# Sell it or keep it?



## Hoganflagle (Sep 21, 2019)

I have an old HO set that the cars were primarily the two screw chassis to shell type which I assume are Aurora Model Motoring? 

At some point my father must have added an AFX car to the set but it was after I had joined the Marines in 73 since the AFX has a 1978 copyright logo on the back. It is an AFX magna-traction car and is a 1954 Corvette GT that is orange with red and silver stripes and a number 12 on it. It is still in the unopened cardboard and sealed plastic display container. 

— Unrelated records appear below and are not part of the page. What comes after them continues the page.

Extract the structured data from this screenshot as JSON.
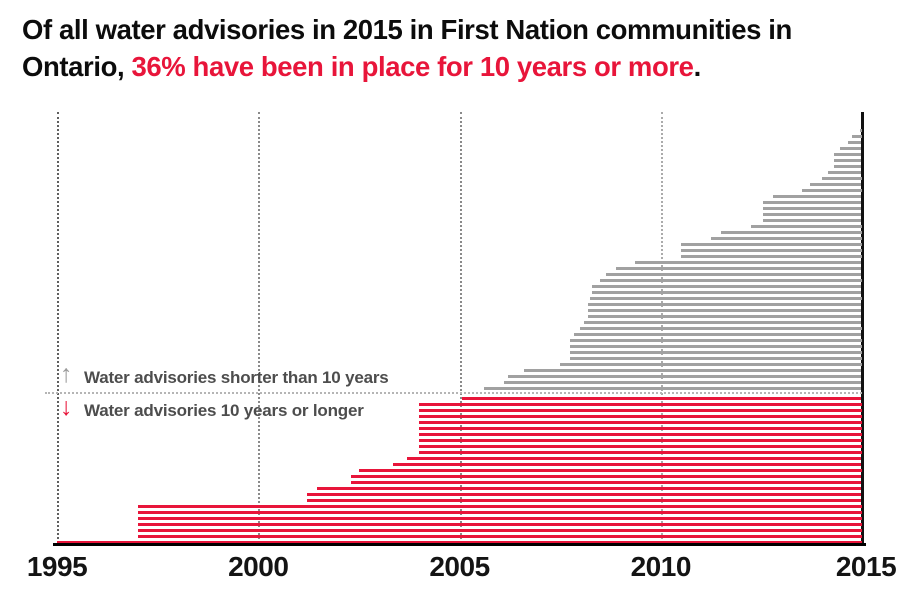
{
  "title": {
    "black_1": "Of all water advisories in 2015 in First Nation communities in Ontario, ",
    "red": "36% have been in place for 10 years or more",
    "black_2": "."
  },
  "legend": {
    "shorter": {
      "arrow": "↑",
      "label": "Water advisories shorter than 10 years"
    },
    "longer": {
      "arrow": "↓",
      "label": "Water advisories 10 years or longer"
    }
  },
  "colors": {
    "red": "#e8153a",
    "gray_bar": "#a1a1a1",
    "legend_text": "#4d4d4d",
    "axis_line": "#000000",
    "year_2015_line": "#111111"
  },
  "chart_data": {
    "type": "bar",
    "variant": "timeline-gantt",
    "title": "Of all water advisories in 2015 in First Nation communities in Ontario, 36% have been in place for 10 years or more.",
    "description": "Each horizontal line is one water advisory, drawn from its start year until 2015. Gray lines above the dotted divider are advisories shorter than 10 years; red lines below it are advisories 10 years or longer.",
    "highlight_stat": "36%",
    "bars_end_at": 2015,
    "x_axis": {
      "min": 1995,
      "max": 2015,
      "tick_years": [
        1995,
        2000,
        2005,
        2010,
        2015
      ],
      "tick_labels": [
        "1995",
        "2000",
        "2005",
        "2010",
        "2015"
      ],
      "gridlines": "dotted vertical at 1995-2010, solid at 2015"
    },
    "series": [
      {
        "name": "Water advisories shorter than 10 years",
        "color": "#a1a1a1",
        "count": 44,
        "start_years": [
          2014.95,
          2014.75,
          2014.65,
          2014.45,
          2014.3,
          2014.3,
          2014.3,
          2014.15,
          2014.0,
          2013.7,
          2013.5,
          2012.8,
          2012.55,
          2012.55,
          2012.55,
          2012.55,
          2012.25,
          2011.5,
          2011.25,
          2010.5,
          2010.5,
          2010.5,
          2009.35,
          2008.9,
          2008.65,
          2008.5,
          2008.3,
          2008.3,
          2008.25,
          2008.2,
          2008.2,
          2008.2,
          2008.1,
          2008.0,
          2007.85,
          2007.75,
          2007.75,
          2007.75,
          2007.75,
          2007.5,
          2006.6,
          2006.2,
          2006.1,
          2005.6
        ]
      },
      {
        "name": "Water advisories 10 years or longer",
        "color": "#e8153a",
        "count": 25,
        "start_years": [
          2005.05,
          2004.0,
          2004.0,
          2004.0,
          2004.0,
          2004.0,
          2004.0,
          2004.0,
          2004.0,
          2004.0,
          2003.7,
          2003.35,
          2002.5,
          2002.3,
          2002.3,
          2001.45,
          2001.2,
          2001.2,
          1997.0,
          1997.0,
          1997.0,
          1997.0,
          1997.0,
          1997.0,
          1995.0
        ]
      }
    ]
  }
}
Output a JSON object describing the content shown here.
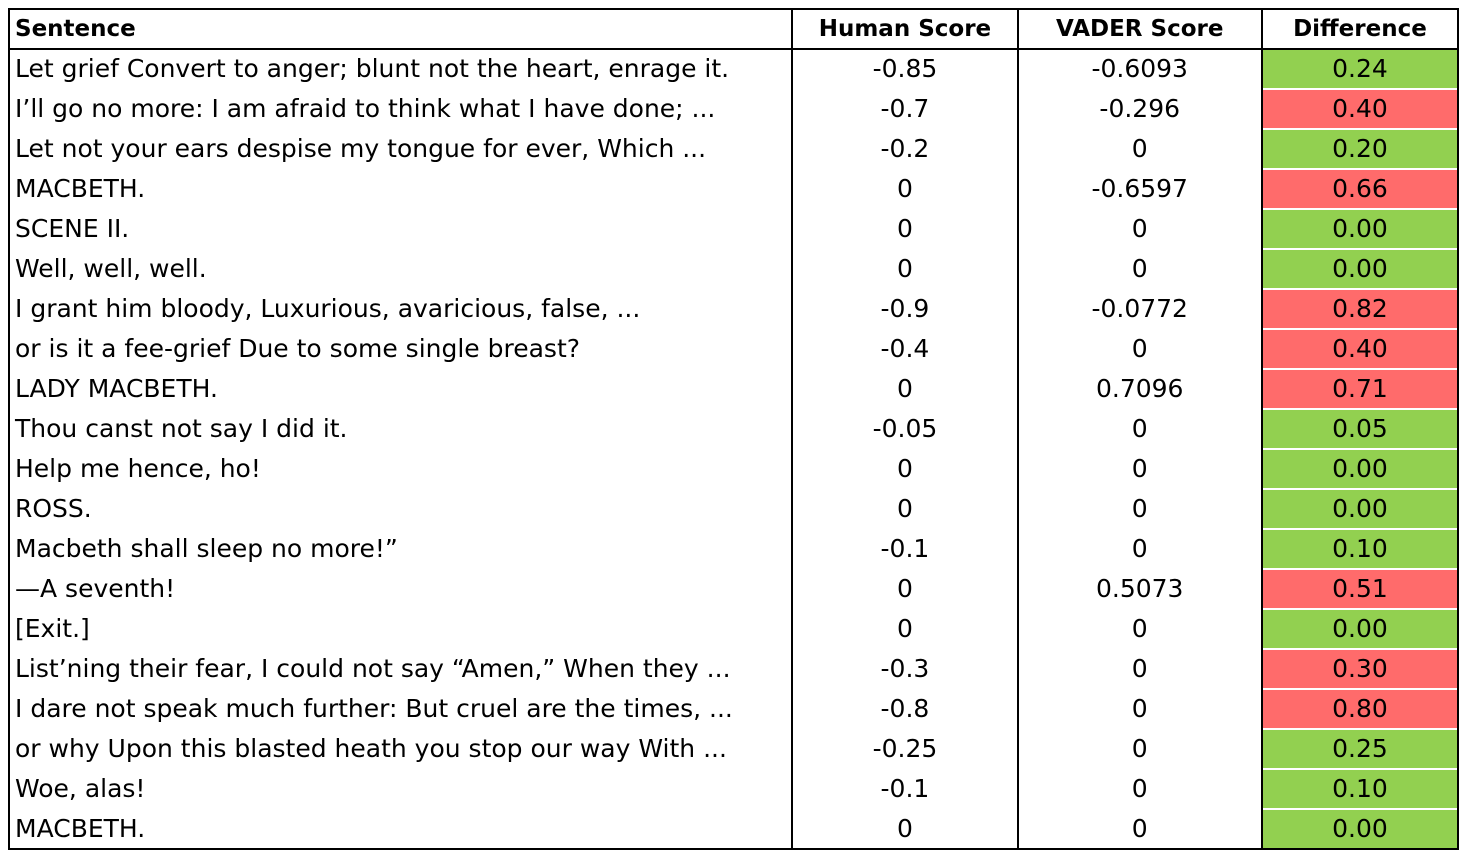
{
  "table": {
    "headers": [
      "Sentence",
      "Human Score",
      "VADER Score",
      "Difference"
    ],
    "colors": {
      "good": "#92d050",
      "bad": "#ff6b6b"
    },
    "rows": [
      {
        "sentence": "Let grief Convert to anger; blunt not the heart, enrage it.",
        "human": "-0.85",
        "vader": "-0.6093",
        "diff": "0.24",
        "status": "good"
      },
      {
        "sentence": "I’ll go no more: I am afraid to think what I have done; ...",
        "human": "-0.7",
        "vader": "-0.296",
        "diff": "0.40",
        "status": "bad"
      },
      {
        "sentence": "Let not your ears despise my tongue for ever, Which ...",
        "human": "-0.2",
        "vader": "0",
        "diff": "0.20",
        "status": "good"
      },
      {
        "sentence": "MACBETH.",
        "human": "0",
        "vader": "-0.6597",
        "diff": "0.66",
        "status": "bad"
      },
      {
        "sentence": "SCENE II.",
        "human": "0",
        "vader": "0",
        "diff": "0.00",
        "status": "good"
      },
      {
        "sentence": "Well, well, well.",
        "human": "0",
        "vader": "0",
        "diff": "0.00",
        "status": "good"
      },
      {
        "sentence": "I grant him bloody, Luxurious, avaricious, false, ...",
        "human": "-0.9",
        "vader": "-0.0772",
        "diff": "0.82",
        "status": "bad"
      },
      {
        "sentence": "or is it a fee-grief Due to some single breast?",
        "human": "-0.4",
        "vader": "0",
        "diff": "0.40",
        "status": "bad"
      },
      {
        "sentence": "LADY MACBETH.",
        "human": "0",
        "vader": "0.7096",
        "diff": "0.71",
        "status": "bad"
      },
      {
        "sentence": "Thou canst not say I did it.",
        "human": "-0.05",
        "vader": "0",
        "diff": "0.05",
        "status": "good"
      },
      {
        "sentence": "Help me hence, ho!",
        "human": "0",
        "vader": "0",
        "diff": "0.00",
        "status": "good"
      },
      {
        "sentence": "ROSS.",
        "human": "0",
        "vader": "0",
        "diff": "0.00",
        "status": "good"
      },
      {
        "sentence": "Macbeth shall sleep no more!”",
        "human": "-0.1",
        "vader": "0",
        "diff": "0.10",
        "status": "good"
      },
      {
        "sentence": "—A seventh!",
        "human": "0",
        "vader": "0.5073",
        "diff": "0.51",
        "status": "bad"
      },
      {
        "sentence": "[Exit.]",
        "human": "0",
        "vader": "0",
        "diff": "0.00",
        "status": "good"
      },
      {
        "sentence": "List’ning their fear, I could not say “Amen,” When they ...",
        "human": "-0.3",
        "vader": "0",
        "diff": "0.30",
        "status": "bad"
      },
      {
        "sentence": "I dare not speak much further: But cruel are the times, ...",
        "human": "-0.8",
        "vader": "0",
        "diff": "0.80",
        "status": "bad"
      },
      {
        "sentence": "or why Upon this blasted heath you stop our way With ...",
        "human": "-0.25",
        "vader": "0",
        "diff": "0.25",
        "status": "good"
      },
      {
        "sentence": "Woe, alas!",
        "human": "-0.1",
        "vader": "0",
        "diff": "0.10",
        "status": "good"
      },
      {
        "sentence": "MACBETH.",
        "human": "0",
        "vader": "0",
        "diff": "0.00",
        "status": "good"
      }
    ]
  }
}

I don't know if this is a fairly common AFX or a rare one. If common then I will keep it to add to the very small pool of cars I have. Opinions?


----------



## Rich Dumas (Sep 3, 2008)

1954 is actually the Aurora catalog number, the car is modeled after the famous Greenwood Corvette. Bob Beers' book on Aurora slot cars lists it as Very Common, it was sold from 1979 to 1981 If the car was loose it probably would not be worth a great deal, but yours is still in the original packaging, so it would be worth more to a collector. I have no idea what you might ask if you wanted to sell this car, the person to ask would be Bob Beers.


----------



## Hoganflagle (Sep 21, 2019)

*Thanks*



Rich Dumas said:


> 1954 is actually the Aurora catalog number, the car is modeled after the famous Greenwood Corvette. Bob Beers' book on Aurora slot cars lists it as Very Common, it was sold from 1979 to 1981 If the car was loose it probably would not be worth a great deal, but yours is still in the original packaging, so it would be worth more to a collector. I have no idea what you might ask if you wanted to sell this car, the person to ask would be Bob Beers.


Thank you for the education! Had it been rare I might have parted with it but since it is common I will add it to the stable; thanks for your response.


----------



## Milton Fox Racing (May 27, 2014)

If you do decide to part with it someday. Send me a PM first, please! I collect diecast Corvettes, but do have a few slot cars already. :cheers2:


----------



## Rich Dumas (Sep 3, 2008)

The loose car might not be rare but the packaged car is VERY VERY rare, so you should consult with an expert before you take the car out of the package.


----------